What fans do know is that the Man in Black has been coming to the park for about 30 years, as he has said multiple times. Some eager theorists connected this to the fact that Westworld the series is inspired by the Michael Crichton movie Westworld from the mid 1970s. It was suggested that the Man in Black is a character from that movie, continuing to visit the park 30 years later. Perhaps he could even be a reincarnated version of the glitched-out host who began shooting guests all those years ago. Perhaps that was the "critical failure."

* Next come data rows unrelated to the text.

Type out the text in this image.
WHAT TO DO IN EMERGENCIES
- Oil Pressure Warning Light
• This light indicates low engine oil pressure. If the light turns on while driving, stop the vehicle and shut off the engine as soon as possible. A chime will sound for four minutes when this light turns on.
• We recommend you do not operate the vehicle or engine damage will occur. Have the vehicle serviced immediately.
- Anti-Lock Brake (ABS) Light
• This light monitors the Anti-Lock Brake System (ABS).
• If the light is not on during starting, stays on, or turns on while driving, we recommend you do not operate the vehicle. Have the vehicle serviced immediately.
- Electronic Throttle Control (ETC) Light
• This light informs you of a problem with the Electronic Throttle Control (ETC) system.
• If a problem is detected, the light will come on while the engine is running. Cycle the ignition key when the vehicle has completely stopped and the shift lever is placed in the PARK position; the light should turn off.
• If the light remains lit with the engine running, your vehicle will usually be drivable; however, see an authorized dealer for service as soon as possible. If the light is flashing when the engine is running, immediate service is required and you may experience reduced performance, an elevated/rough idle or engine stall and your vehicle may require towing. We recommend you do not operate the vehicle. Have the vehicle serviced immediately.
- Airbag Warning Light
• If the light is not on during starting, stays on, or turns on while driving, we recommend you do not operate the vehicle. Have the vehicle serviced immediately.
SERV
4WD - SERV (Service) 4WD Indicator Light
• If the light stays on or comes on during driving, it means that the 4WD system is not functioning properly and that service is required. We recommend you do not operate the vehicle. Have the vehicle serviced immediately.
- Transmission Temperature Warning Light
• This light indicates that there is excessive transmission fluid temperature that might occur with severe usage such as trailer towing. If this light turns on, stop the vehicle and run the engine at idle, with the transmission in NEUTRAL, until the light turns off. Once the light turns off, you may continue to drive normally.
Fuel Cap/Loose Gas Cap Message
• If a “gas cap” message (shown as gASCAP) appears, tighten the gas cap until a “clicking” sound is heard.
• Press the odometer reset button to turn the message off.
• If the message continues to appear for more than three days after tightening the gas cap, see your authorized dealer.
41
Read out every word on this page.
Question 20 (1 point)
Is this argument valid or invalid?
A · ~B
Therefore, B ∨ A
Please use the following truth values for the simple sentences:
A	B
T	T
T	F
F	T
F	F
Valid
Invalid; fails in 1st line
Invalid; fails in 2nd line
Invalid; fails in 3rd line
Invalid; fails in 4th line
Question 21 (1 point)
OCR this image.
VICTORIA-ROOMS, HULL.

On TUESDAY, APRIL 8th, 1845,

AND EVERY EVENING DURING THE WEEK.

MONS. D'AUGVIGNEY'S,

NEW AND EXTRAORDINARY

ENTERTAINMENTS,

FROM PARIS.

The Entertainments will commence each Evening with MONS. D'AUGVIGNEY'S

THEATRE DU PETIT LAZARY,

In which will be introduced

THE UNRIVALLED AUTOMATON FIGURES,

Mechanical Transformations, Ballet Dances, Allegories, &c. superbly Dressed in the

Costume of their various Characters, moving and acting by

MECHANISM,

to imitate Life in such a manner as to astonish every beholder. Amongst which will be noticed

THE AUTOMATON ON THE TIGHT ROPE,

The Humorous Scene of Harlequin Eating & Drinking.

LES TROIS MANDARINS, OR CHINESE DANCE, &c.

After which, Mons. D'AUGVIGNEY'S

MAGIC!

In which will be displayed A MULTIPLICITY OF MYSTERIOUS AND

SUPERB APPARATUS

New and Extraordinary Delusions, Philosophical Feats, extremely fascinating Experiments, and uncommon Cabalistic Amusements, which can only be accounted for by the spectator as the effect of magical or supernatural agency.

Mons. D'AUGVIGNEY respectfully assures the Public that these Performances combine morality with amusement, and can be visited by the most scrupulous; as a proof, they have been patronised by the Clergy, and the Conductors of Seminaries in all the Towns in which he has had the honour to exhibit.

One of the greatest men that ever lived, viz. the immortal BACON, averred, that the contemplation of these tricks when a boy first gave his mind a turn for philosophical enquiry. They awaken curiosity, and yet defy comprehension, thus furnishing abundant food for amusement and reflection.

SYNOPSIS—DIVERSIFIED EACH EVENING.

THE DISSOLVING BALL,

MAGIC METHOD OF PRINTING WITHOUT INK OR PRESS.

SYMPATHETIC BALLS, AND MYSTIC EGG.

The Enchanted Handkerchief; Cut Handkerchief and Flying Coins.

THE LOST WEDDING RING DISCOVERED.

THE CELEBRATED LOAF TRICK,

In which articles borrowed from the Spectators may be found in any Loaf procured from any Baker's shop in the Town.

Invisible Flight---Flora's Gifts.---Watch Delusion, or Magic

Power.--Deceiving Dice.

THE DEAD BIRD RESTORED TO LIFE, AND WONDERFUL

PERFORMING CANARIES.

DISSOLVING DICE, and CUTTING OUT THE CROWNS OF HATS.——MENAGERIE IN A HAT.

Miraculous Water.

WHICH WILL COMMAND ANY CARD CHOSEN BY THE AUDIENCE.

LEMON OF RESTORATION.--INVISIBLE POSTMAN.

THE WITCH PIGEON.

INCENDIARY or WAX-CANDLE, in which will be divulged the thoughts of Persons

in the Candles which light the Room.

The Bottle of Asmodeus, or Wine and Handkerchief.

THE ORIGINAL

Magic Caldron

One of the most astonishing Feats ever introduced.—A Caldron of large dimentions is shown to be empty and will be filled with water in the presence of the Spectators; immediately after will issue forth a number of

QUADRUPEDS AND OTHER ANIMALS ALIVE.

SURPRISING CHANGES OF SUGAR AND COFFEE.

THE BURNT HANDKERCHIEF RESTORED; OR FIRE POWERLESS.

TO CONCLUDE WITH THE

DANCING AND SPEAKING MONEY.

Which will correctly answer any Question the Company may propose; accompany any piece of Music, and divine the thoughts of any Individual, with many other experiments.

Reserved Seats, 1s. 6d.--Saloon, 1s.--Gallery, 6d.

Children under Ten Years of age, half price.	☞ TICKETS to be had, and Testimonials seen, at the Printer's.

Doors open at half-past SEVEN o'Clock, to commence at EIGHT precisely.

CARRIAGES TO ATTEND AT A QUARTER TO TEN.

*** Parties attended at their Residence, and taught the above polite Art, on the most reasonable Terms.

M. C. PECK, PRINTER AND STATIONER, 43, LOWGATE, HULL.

However, showrunner Jonathan Nolan told Entertainment Weekly that the reference to the "critical failure" was meant to be playful, but not literal. This would imply that viewers are not just watching a sequel of sorts to the events of that movie. Nolan also has stated explicitly that the contrast between the noble robot Teddy and the Man in Black was meant to reinforce the idea that the Man in Black represents everything that is human (and also repugnant). So of all the characters that could turn out to be androids, I have a feeling that the Man in Black is not one of them. But hey, you never know.